João Azevêdo, candidato ao Senado, defende investimentos em infraestrutura para impulsionar a geração de emprego e renda nos municípios da Paraíba, destacando projetos em andamento.
Foto: Polêmica Paraíba

O candidato ao Senado, João Azevêdo, enfatizou a importância de investimentos em infraestrutura como forma de atrair empresas e aumentar a geração de emprego e renda nos municípios paraibanos. Durante uma entrevista à BandNews João Pessoa, ele mencionou iniciativas como novas adutoras, ligações rodoviárias e projetos associados à Ponte do Futuro como fundamentais para criar oportunidades econômicas.

João destacou que o desenvolvimento é viável apenas com infraestrutura adequada e investimentos. Ele ressaltou que a Paraíba está implementando um grande programa de interligação entre regiões, visando reduzir custos de frete e facilitar a comunicação interna do estado.

O problema maior continua sendo continuar gerando emprego e renda, porque emprego e renda significa melhoria de qualidade de vida das pessoas — afirmou.

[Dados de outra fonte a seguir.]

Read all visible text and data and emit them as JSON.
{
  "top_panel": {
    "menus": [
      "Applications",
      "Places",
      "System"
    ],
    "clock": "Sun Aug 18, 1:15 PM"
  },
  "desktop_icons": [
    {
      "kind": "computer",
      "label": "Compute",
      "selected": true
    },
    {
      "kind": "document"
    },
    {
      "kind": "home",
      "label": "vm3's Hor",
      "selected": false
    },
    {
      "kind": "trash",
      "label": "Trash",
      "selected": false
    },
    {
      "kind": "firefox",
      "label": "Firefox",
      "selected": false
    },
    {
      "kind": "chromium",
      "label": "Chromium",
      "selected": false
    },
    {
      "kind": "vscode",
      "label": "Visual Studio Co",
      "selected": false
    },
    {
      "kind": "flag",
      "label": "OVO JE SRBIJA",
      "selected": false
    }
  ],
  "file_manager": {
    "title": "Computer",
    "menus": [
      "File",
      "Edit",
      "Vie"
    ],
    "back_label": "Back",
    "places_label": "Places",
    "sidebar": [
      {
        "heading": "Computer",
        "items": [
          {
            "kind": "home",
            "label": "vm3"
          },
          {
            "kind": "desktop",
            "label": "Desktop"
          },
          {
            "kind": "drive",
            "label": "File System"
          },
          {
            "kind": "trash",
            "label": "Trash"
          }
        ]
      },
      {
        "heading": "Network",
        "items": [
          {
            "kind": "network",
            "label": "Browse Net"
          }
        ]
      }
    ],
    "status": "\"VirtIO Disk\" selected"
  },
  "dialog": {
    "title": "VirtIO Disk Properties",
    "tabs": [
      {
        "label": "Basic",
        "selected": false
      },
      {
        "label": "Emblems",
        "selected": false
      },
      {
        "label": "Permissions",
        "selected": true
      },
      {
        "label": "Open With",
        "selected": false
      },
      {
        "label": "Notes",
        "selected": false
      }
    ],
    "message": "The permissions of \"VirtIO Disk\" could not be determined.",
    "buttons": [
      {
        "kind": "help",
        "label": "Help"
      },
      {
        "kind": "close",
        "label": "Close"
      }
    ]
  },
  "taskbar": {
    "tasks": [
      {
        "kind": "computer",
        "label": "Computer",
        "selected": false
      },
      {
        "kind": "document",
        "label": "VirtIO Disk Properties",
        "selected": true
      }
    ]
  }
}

Na área de recursos hídricos, o candidato mencionou a construção de duas adutoras com 780 quilômetros de tubulações, que visam garantir a segurança no abastecimento de água no Cariri e no Curimataú. Ele relacionou a chegada da água da transposição a municípios como Picuí e Baraúna à capacidade de atrair novos negócios, afirmando que

ninguém coloca uma fábrica que precisa de água num lugar que não tem água

.

João também citou pelo menos quatro projetos em Santa Rita, que surgem a partir da construção da Ponte do Futuro, englobando empreendimentos residenciais, comerciais e logísticos. Além disso, mencionou um novo distrito industrial próximo ao Arco Metropolitano e à BR-230, e destacou o Centro de Convenções de Campina Grande como um atrativo para eventos que podem movimentar a economia local. "Tudo isso é geração de emprego, geração de renda, é a economia que roda", declarou.

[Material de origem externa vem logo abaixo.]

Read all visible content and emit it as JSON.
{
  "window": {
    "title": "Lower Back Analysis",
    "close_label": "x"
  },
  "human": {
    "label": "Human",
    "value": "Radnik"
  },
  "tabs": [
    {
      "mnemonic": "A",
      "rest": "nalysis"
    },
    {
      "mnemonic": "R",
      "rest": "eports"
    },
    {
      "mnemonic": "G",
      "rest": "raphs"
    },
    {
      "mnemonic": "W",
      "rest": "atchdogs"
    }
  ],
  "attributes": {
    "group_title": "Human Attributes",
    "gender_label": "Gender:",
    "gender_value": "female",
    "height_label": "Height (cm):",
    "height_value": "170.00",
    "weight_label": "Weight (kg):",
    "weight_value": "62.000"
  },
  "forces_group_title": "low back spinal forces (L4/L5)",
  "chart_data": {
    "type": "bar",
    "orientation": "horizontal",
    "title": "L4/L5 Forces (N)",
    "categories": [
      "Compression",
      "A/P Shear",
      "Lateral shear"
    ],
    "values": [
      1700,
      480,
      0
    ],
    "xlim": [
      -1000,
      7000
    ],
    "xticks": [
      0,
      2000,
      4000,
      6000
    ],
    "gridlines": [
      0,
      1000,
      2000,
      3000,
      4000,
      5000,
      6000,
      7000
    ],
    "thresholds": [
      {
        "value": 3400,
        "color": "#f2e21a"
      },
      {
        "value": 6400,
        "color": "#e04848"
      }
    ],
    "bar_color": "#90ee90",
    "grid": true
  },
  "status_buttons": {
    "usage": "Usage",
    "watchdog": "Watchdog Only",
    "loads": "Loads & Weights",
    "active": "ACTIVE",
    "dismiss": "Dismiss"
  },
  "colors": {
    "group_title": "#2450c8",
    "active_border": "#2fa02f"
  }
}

Em relação à sua futura atuação no Senado, João Azevêdo defendeu uma maior participação da União no financiamento da segurança pública, propondo a criação de fundos constitucionais e a integração dos serviços de inteligência estaduais. Ele argumentou que é imprescindível que o Brasil tenha linhas de financiamento para garantir investimentos na segurança em todos os estados, buscando recursos e coordenação nacional para enfrentar o crime organizado, sem comprometer a autonomia das polícias estaduais.